Looks that I still had cached the old results on ssllabs.com . Before, it my server was sending the certificate for the other domain. Now everything looks fine.

1 Like
7

max-age=15768000; includeSubDomains; preload
:confused:

8

That doesn't do anything by itself as far as I know. It's just a prerequisite for inclusion when submitted for inclusion. See https://hstspreload.org/

1 Like
9

That's correct.

But if the main domain has all of the other prerequisites, everyone can submit that domain.

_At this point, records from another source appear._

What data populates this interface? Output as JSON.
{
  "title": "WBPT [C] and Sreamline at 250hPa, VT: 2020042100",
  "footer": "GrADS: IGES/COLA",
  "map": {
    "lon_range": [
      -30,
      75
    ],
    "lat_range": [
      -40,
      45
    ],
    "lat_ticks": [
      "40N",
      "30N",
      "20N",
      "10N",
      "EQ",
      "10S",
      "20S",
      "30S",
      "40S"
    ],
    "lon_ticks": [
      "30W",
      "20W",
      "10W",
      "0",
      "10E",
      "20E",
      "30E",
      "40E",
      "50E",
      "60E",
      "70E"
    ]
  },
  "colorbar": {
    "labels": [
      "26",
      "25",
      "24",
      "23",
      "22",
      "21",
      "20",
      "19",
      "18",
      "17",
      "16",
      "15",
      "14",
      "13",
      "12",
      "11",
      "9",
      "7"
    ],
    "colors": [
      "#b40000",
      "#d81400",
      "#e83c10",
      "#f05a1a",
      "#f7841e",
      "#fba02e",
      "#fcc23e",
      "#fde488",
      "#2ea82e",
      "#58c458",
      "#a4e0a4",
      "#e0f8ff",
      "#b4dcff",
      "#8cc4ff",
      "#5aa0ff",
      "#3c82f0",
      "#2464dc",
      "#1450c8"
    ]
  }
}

That's the reason I've added a warning:

Warning: HSTS preload sent, but not in Preload-List. Never send a preload directive if you don't know what preload means. Check https://hstspreload.org/ to learn the basics about the Google-Preload list. If you send a preload directive, you should immediately add your domain to the HSTS preload list via https://hstspreload.org/ . If Google accepts the domain, so the status is "pending": Note that new entries are hardcoded into the Chrome source code and can take several months before they reach the stable version. So you will see this message some months. If you don't want that or if you don't understand "preload", but if you send a preload directive and if you have correct A-redirects, everybody can add your domain to that list. Then you may have problems, it's not easy to undo that. So if you don't want your domain preloaded, remove the preload directive.

1 Like
10

yeah, but anyone can submit it if the header contains preload (but subdomains aren’t eligible for inclusion)

1 Like
11

Oeehh, good point guys, especially now we’ve let the whole world known they can add the site… :face_with_raised_eyebrow:

1 Like
12

No.

There is a Grade B warning:

B warning: HSTS max-age is too short - minimum 31536000 = 365 days required, 15768000 seconds = 182 days found

That blocks.

But there are a lot of domains with A and with that warning.

PS: And it's a subdomain, mooo.com isn't a Public Suffix. So it's impossible to add that subdomain.

1 Like
13

This topic was automatically closed 30 days after the last reply. New replies are no longer allowed.